Switch-like genes populate cell communication pathways and are enriched for extracellular proteins.

BACKGROUND

Recent studies have placed gene expression in the context of distribution profiles including housekeeping, graded, and bimodal (switch-like). Single-gene studies have shown bimodal expression results from healthy cell signaling and complex diseases such as cancer, however developing a comprehensive list of human bimodal genes has remained a major challenge due to inherent noise in human microarray data. This study presents a two-component mixture analysis of mouse gene expression data for genes on the Affymetrix MG-U74Av2 array for the detection and annotation of switch-like genes. Two-component normal mixtures were fit to the data to identify bimodal genes and their potential roles in cell signaling and disease progression.

RESULTS

Seventeen percent of the genes on the MG-U74Av2 array (1519 out of 9091) were identified as bimodal or switch-like. KEGG pathways significantly enriched for bimodal genes included ECM-receptor interaction, cell communication, and focal adhesion. Similarly, the GO biological process "cell adhesion" and cellular component "extracellular matrix" were significantly enriched. Switch-like genes were found to be associated with such diseases as congestive heart failure, Alzheimer's disease, arteriosclerosis, breast neoplasms, hypertension, myocardial infarction, obesity, rheumatoid arthritis, and type I and type II diabetes.

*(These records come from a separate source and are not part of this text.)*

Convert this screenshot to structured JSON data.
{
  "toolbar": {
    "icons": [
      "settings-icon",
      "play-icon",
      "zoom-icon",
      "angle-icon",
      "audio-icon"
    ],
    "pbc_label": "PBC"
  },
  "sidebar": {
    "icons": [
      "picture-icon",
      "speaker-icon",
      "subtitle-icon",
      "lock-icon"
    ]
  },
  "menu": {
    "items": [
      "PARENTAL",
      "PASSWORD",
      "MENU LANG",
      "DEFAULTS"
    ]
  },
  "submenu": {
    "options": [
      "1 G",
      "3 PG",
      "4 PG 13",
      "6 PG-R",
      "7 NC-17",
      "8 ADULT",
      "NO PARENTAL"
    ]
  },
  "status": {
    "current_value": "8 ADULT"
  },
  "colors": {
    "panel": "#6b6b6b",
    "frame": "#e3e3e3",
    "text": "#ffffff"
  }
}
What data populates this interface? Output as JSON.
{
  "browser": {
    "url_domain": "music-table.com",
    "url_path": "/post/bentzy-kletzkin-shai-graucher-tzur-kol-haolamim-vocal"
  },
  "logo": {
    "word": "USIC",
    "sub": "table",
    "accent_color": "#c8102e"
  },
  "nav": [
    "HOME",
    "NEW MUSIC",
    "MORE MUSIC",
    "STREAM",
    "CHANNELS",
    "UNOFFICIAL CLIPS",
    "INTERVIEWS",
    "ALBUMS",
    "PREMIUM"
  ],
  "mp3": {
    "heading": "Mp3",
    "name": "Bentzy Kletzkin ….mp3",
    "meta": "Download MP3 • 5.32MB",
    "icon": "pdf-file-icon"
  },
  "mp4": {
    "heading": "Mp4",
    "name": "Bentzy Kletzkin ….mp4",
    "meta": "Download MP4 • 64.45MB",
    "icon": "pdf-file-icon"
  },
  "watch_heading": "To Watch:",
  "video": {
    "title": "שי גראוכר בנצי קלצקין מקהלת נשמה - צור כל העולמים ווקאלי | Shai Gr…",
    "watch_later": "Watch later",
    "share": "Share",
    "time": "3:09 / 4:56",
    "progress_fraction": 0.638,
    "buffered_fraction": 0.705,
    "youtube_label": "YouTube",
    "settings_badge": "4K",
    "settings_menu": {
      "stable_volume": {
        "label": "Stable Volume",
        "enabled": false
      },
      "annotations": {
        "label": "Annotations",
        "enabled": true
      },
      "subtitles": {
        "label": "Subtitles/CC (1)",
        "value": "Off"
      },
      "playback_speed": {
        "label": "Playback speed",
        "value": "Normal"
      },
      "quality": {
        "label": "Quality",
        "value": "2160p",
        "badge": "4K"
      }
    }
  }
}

In diabetes alone, over two hundred bimodal genes were in a different mode of expression compared to normal tissue.

CONCLUSION

This research identified and annotated bimodal or switch-like genes in the mouse genome using a large collection of microarray data. Genes with bimodal expression were enriched within the cell membrane and extracellular environment. Hundreds of bimodal genes demonstrated alternate modes of expression in diabetic muscle, pancreas, liver, heart, and adipose tissue. Bimodal genes comprise a candidate set of biomarkers for a large number of disease states because their expressions are tightly regulated at the transcription level.